Public ChatGPT is not a confidential or legally privileged channel, it’s a commercial service governed by its Terms and Privacy Policy.

This drives Shadow AI: employees using unapproved tools and sending sensitive data (contracts, code, financials, PII, strategy), increasing leakage, compliance, IP, auditability, and legal discovery risk.

Strategy 1: Build your own tooling using LLM APIs

Using LLM APIs (e.g., OpenAI) to build internal tools is generally safer than public SaaS and helps reduce Shadow AI, but it still requires governance.
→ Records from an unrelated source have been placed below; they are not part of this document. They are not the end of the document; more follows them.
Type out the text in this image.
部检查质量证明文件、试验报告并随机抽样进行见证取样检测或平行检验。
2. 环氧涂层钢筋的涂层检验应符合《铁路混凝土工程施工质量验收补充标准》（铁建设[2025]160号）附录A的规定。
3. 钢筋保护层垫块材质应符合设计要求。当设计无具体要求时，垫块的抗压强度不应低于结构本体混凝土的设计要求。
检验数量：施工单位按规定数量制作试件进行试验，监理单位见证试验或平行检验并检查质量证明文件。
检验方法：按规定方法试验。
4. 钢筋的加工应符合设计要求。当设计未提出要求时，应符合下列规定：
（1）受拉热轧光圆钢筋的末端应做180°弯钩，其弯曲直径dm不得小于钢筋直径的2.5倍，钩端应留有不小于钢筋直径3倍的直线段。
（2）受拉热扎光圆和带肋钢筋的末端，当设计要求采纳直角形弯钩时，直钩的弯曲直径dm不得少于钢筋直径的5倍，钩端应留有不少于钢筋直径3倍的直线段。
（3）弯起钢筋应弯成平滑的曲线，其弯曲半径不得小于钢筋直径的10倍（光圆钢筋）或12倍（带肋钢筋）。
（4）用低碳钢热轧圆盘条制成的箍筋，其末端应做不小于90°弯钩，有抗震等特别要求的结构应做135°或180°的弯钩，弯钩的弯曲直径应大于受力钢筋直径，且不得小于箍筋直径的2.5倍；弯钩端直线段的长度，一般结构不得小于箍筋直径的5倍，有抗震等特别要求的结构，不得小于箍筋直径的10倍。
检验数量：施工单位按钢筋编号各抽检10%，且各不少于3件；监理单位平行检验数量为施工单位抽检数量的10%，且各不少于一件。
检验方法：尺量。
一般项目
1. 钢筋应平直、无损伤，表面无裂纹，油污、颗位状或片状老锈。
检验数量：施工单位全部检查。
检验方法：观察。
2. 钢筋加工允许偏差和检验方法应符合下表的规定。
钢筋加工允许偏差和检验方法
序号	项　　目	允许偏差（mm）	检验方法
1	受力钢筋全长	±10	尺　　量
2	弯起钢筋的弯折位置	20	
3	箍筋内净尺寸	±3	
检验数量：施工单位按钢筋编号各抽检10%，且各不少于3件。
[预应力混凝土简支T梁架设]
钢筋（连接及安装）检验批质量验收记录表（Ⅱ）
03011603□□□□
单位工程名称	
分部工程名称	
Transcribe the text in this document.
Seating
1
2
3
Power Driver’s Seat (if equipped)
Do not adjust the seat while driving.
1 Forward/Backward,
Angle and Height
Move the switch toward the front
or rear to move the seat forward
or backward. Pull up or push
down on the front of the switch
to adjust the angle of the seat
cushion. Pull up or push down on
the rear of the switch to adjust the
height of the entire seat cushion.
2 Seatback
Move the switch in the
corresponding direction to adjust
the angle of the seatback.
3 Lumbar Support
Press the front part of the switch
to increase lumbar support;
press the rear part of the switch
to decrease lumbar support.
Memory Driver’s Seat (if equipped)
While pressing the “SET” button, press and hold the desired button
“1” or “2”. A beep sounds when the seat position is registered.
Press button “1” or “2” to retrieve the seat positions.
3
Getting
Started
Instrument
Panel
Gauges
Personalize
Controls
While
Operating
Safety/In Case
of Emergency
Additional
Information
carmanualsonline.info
API data is typically not used for training by default and may be retained for abuse monitoring (often up to ~30 days), and it can still be disclosed under legal requests or affected by policy changes.

Strategy 2: Sovereign AI self-hosting on Local Hosting Provider

A “local” provider (in the same country/region and legal jurisdiction as your company) under a signed DPA can reduce data exposure and improve jurisdictional control (clearer legal recourse than cross-border setups), but it does not eliminate disclosure or operational risk.

This aligns with sovereign AI concept which means jurisdiction-level control over AI infrastructure, data, and operational governance — ensuring models are managed within a defined legal and regulatory framework. In this context, working with a local provider can be viewed as a practical step toward jurisdictional sovereignty, even if it does not amount to full-stack national AI autonomy.

Strategy 3: Self-hosting using on-premise hardware

Running LLMs on fully owned on-premise hardware further reduces third-party exposure. Controlled physical access and isolated infrastructure maximize data locality and remove dependence on external AI or cloud providers.

Absolute zero risk does not exist but on-premise deployment reduces third-party trust assumptions while shifting full responsibility for security, resilience, and compliance to the organization.

Hardware requirements for LLM self-hosting

Self-hosting a model on custom hardware is not technically complex for professional software dev companies like DevForth, but the important factor is understanding the limitations, which mainly depend on the hardware. So here we will try to measure them using the gpt-oss-20b model from OpenAI on different hardware and with different vLLM params.

To understand every term in what follows, I strongly recommend reading my LLM Terminology explained simply post

For LLM inference, GPU VideoRAM is usually the main bottleneck: it must fit both model weights and the KV cache (which grows with effective sequence length and with the number of concurrent requests). Running LLMs on CPU RAM downgrades performance typically to 100× - 1000× slower, with TTFT becoming painfully long.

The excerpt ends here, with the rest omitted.